Penaltis (empezó tirando el Bayern):
0-1 Alaba.
0-1 Cristiano, para Neuer.
0-2 Mario Gómez.
0-2 Kaká, para Neuer.
0-2 Kroos, para Casillas.
1-2 Xabi Alonso.
1-2 Lahm, para Casillas.
1-2 Ramos, alto.
1-3 Schweinsteiger.
Árbitro: Viktor Kassai (HUN). Amonestó a Pepe (26), Arbeloa (59) y Granero (115) por el Real Madrid; y a Alaba (5), Robben (89), Luiz Gustavo (101) y Badstuber (105) por el Bayern.
Campo: Santiago Bernabéu, lleno, ante la presencia de 82.000 espectadores.

El Bayern de Múnich se llevó en la tanda de penaltis el sueño de la “décima” Copa de Europa del madridismo, tras un duelo épico convertido en clásico europeo en el que el conjunto alemán demostró porque es la bestia negra de un Real Madrid, que tras ganar 2-1 con doblete de Cristiano Ronaldo, acabó llorando por el fallo en los penaltis del luso, Kaká y Ramos.

Era la primera vez en la historia del estadio Santiago Bernabéu que un partido de la Champions acababa en tanda de penaltis. El madridismo agarrado a la figura de su santo, San Casillas, y desolado cuando las dos paradas de su capitán, que igualaban la tanda, acabaron en nada con el disparo a las nubes de Sergio Ramos.

El Bernabéu se transformó en ese estadio de las noches mágicas europeas en uno de esos partidos que marcan la carrera de un futbolista. La imagen de un referente, Juanito, en un fondo. La casta. El ejemplo a seguir en una semifinal con sabor a final. En un duelo rebosante de fútbol en el que el Bayern cumplió su sueño: jugar la final en su estadio.

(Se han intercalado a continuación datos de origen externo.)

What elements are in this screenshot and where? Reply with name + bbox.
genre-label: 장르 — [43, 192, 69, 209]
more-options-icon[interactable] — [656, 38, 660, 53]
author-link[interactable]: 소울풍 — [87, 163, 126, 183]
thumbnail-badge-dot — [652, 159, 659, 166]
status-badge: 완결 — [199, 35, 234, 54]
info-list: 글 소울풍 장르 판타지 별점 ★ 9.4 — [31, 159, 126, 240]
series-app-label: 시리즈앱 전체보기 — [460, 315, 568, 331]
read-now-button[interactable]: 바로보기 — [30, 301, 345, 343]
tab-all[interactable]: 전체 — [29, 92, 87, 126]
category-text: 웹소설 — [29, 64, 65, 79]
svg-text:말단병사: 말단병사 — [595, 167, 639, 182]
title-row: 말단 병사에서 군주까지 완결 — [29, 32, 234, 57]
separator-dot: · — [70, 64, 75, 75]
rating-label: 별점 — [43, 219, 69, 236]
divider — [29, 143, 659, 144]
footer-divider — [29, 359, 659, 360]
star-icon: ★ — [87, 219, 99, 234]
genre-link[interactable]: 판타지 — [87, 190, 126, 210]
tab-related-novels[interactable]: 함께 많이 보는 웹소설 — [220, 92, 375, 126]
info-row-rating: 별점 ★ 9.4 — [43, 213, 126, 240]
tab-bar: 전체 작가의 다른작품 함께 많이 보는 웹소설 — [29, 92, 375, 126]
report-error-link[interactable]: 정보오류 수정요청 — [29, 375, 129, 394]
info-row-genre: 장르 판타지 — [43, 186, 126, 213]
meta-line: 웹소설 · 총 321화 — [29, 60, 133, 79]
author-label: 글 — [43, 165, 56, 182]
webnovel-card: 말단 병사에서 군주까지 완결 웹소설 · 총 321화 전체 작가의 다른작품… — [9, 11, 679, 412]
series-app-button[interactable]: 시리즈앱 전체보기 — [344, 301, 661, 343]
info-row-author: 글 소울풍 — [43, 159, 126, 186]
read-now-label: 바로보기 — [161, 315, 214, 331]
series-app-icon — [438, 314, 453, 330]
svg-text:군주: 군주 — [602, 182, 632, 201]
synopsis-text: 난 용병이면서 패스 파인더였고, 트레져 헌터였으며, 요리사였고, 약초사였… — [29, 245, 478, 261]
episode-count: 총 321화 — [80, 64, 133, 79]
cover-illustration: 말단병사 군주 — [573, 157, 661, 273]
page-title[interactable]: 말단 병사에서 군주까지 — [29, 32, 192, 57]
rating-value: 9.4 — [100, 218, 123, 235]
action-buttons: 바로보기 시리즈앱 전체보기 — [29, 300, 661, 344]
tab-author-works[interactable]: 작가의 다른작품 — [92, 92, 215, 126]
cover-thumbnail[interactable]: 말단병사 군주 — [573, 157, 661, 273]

Degustando la euforia de asestar un golpe definitivo a la Liga en el Camp Nou, saltó el Real Madrid al campo. Empujado por un ambiente que invitaba al miedo escénico. Su salida en tromba se encontraba con una primera ocasión de Khedira, tras internada de Di María que detuvo un nervioso Neuer. Un disparo de Di María lo rechazó Alaba con la mano desde el suelo. Penalti. Era el momento de Cristiano Ronaldo. Engañó a Neuer con el cuerpo. Gol.

El premio en la mano en un abrir y cerrar de ojos. Perdonó el empate el Bayern y el castigo no pudo ser más duro para el conjunto alemán, el segundo gol de Ronaldo.

Dos goles de ventaja y el ambiente a su favor. El Madrid aceleraba rumbo a Múnich hasta que cometió los mismos errores que en el Allianz. Reculó, buscó el contragolpe y renunció a la posesión. Pepe derribó con claridad a Mario Gómez, que ganó la posición a los centrales. Robben no fallaba en su vuelta a la que fue su casa y el resultado no se movió ni en la prórroga. En los penaltis, se esfumó otra vez el sueño de la Décima.